A study by Ibrahim Omran stated that most forms of disability came as the result of wars and armed conflicts in Yemen over the past four decades, starting with the revolutionary war between Republicans and Royalists from 1962 until 1970, wars between north and south Yemen in the sixties and seventies, the war of secession that took place in the summer of 1994, and more recently, in conflicts surrounding the 2011-2012 youth revolution.
Naji Nasser Al-Shamiri, 65, is one such disabled war veteran. He fought in three wars civil wars and in the war against British colonialism. After participating in the September 26 Revolution, Al-Shamiri joined the National Guard and participated in the war against the royalists, in which he was arrested and tortured. In 1964, he fought against British colonialism. Al-Shamiri said it was a dangerous adventure but that the state let the militants and wounded down. “The state rewarded me with retirement – not only myself, but many soldiers,” he added.
Medical sources said the most common types of war disabilities include the loss of hands and legs, blindness, and hemiplegia.
In addition, there are many disabled veterans of wars in Abyan, Sa’ada, and in many other places as a result of Yemen’s youth revolution.
Hana’a Al-Aloi, an information officer for the youth resistance movement, said that six wars left more than 1000 people in Sa’ada disabled, and that most of them are children. “There isn’t any support, neither from the state nor from the Disability Fund. They are really suffering and the medical care is not very good,” she added.

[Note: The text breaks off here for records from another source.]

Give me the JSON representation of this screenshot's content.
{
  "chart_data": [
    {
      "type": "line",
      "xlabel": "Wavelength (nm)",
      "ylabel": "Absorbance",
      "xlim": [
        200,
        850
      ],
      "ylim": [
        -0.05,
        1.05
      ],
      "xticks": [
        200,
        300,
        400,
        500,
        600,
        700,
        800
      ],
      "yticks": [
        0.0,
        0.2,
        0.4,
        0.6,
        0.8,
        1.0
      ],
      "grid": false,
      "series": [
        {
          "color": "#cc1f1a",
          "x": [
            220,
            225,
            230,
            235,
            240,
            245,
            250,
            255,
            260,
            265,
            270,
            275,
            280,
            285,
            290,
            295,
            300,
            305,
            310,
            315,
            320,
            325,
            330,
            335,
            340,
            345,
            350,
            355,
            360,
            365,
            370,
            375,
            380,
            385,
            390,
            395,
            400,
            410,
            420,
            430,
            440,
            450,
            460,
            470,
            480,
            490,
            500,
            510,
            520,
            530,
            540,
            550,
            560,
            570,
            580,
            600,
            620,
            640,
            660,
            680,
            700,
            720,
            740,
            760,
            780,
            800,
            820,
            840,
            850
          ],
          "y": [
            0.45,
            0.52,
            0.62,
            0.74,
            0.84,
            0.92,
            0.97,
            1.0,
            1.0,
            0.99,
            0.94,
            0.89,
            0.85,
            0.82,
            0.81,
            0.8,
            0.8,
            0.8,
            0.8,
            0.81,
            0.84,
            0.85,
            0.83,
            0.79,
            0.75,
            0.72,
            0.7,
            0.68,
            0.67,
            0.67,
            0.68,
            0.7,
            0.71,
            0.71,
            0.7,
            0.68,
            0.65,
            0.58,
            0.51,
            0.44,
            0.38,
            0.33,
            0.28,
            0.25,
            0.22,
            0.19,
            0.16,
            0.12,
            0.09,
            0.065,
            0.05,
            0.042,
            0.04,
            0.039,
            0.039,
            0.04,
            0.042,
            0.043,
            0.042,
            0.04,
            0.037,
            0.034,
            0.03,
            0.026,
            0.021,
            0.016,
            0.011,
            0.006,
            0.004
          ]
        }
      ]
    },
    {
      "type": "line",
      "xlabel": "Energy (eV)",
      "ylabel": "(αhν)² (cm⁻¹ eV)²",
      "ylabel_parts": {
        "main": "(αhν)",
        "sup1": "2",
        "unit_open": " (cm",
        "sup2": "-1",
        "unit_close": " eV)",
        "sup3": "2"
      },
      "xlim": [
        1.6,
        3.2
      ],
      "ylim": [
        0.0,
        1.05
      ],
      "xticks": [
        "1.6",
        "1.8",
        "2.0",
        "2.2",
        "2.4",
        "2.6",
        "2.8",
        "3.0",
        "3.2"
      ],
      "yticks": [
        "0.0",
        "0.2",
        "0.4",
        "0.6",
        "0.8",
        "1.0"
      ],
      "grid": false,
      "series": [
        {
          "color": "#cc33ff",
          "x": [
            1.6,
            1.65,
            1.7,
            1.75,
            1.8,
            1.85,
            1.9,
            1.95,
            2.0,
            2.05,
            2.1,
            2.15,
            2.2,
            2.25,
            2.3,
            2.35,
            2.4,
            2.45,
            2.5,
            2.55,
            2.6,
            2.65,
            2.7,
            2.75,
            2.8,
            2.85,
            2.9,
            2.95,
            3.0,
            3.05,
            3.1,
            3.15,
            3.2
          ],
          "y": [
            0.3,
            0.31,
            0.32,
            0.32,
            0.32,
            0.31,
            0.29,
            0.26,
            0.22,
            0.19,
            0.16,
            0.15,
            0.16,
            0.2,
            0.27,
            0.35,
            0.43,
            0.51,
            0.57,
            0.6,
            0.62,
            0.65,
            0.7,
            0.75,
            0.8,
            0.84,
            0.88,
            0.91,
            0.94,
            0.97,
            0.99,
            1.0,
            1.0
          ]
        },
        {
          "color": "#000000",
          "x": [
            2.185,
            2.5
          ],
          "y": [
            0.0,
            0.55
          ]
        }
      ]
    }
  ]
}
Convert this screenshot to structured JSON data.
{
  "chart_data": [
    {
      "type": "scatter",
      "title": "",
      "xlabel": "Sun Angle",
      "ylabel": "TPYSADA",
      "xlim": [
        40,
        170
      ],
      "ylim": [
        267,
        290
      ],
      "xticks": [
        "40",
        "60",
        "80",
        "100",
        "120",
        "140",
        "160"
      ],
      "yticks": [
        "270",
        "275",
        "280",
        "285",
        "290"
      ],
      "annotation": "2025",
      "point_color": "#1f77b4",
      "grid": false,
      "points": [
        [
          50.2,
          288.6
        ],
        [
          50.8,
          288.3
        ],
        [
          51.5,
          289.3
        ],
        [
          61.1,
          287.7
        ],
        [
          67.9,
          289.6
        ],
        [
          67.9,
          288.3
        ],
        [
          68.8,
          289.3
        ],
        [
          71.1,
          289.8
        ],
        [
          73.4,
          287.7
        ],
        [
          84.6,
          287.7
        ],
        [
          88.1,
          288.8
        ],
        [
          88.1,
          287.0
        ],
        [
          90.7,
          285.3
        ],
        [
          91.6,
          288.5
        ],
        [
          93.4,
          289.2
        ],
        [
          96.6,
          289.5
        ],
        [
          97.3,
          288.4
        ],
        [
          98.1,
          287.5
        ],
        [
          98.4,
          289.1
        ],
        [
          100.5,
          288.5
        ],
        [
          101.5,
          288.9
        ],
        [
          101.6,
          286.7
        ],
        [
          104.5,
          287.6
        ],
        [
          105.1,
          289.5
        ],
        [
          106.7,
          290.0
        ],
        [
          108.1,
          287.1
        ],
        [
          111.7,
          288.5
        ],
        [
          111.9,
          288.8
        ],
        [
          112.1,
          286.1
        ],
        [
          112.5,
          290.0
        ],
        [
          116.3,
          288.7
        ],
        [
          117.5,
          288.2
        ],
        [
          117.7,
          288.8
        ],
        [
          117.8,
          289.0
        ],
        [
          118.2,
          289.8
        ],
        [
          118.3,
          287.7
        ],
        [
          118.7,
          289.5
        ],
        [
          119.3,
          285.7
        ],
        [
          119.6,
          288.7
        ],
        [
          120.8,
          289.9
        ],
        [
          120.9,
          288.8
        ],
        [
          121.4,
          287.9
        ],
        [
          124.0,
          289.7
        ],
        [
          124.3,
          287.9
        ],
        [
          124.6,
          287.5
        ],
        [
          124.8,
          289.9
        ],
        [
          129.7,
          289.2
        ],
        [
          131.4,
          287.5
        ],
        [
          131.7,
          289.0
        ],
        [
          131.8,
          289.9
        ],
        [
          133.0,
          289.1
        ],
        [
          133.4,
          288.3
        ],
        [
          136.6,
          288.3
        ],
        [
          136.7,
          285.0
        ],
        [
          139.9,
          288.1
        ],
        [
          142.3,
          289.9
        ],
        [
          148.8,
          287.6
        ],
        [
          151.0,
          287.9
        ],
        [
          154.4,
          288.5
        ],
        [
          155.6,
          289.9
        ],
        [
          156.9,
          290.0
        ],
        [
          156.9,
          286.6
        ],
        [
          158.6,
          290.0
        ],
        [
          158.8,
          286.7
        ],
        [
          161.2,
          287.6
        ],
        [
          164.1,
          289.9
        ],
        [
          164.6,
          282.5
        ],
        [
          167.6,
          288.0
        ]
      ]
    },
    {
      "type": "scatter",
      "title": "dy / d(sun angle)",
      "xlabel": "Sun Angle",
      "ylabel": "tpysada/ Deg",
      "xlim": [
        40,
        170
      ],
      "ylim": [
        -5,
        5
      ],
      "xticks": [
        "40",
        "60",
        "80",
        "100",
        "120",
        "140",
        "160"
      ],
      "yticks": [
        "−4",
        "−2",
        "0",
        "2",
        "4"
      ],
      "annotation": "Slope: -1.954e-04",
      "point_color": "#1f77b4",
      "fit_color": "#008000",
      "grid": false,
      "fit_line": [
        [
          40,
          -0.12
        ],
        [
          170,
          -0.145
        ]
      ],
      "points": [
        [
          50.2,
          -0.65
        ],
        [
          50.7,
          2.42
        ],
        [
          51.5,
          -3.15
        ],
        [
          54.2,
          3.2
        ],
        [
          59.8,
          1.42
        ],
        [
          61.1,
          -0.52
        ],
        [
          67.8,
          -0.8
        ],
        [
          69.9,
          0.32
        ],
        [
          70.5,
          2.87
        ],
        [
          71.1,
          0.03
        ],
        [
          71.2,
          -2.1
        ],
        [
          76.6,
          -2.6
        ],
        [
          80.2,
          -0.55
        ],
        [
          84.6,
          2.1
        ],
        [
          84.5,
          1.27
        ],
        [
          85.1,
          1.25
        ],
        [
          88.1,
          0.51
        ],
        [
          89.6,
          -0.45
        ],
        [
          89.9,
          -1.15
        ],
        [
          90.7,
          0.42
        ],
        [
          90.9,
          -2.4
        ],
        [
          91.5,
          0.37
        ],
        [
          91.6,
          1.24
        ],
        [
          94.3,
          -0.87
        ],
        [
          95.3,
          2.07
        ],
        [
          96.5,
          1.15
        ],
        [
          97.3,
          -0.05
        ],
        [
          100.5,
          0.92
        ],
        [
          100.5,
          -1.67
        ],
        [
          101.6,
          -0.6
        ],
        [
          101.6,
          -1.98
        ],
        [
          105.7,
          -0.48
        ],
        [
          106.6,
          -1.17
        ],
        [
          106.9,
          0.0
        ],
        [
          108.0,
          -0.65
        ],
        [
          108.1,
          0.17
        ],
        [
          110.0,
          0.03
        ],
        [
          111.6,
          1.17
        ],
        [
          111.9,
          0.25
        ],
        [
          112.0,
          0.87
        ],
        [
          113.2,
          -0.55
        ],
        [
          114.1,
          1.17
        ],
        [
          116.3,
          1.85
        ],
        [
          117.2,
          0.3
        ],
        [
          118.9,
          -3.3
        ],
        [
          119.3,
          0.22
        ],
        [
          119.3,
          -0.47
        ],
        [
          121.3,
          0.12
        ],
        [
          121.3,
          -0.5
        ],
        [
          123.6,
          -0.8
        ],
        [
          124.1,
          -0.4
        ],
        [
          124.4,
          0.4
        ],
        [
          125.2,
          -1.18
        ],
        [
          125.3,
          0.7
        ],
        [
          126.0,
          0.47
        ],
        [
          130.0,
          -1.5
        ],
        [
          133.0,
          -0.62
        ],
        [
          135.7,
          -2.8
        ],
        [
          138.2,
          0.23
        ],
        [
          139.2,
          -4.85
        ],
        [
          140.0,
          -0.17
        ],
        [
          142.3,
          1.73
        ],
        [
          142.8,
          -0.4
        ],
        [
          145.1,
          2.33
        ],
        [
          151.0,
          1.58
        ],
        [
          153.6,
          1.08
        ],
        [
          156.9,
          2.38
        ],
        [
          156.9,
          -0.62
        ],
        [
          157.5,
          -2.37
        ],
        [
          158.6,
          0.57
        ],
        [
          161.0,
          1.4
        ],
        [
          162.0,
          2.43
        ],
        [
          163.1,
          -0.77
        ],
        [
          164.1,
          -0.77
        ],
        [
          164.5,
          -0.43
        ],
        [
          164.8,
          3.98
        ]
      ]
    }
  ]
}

Traffic accidents cause a large share of disabilities, especially among young people. High speeds and the absence of traffic rules and regulations have both led to a consistently high number of Yemenis becoming disabled.
Bader Al-Shuja, a student at Sana’a University’s Computer Faculty, is disabled as a result of a traffic accident. He was traveling to Ibb during Eid when the accident occurred, which left his spinal cord fractured.
“I was so sad when I learned that I wouldn’t be able to walk again… but then I decided to overcome the entire obstacle and achieve all my ambitious. I will continue studying and will be something in the future,” Bader said.
Bader joined the pro-democracy youth protesters at Change Square in the beginning of the revolution. His and his friends have demanded that disabled people receive care and be provided with educational and medical facilities. “We haven’t been able to receive our rights, and the Disability Fund doesn’t give us anything,” he said.
Bader accused the chairman of the Disability Fund of stealing and benefiting from money which is supposed to go towards the care of disabled people. He also called upon Dr. Amtalrazzaq Homad, the Social Affairs Minister, to fight such corruption and replace the Disability Fund chairman.
The alarming rate of disabilities in Yemeni society – equal to 10% of the country’s population –demands that every concerned member of the society pay attention to the problem, and find ways to participate in Yemen’s reaching a lower percentage in the future.
Bader said help should come from all directions, that because it’s fate which made them disabled, society should help rather than look down on disabled individuals.
Safa’a, whose father is disabled, said “The bright smile in the eyes and on the lips of a disabled child, the blind Sheikh or the disabled solider, evoke the full, beautiful meaning of compassion and affection… let’s work to make them happy.”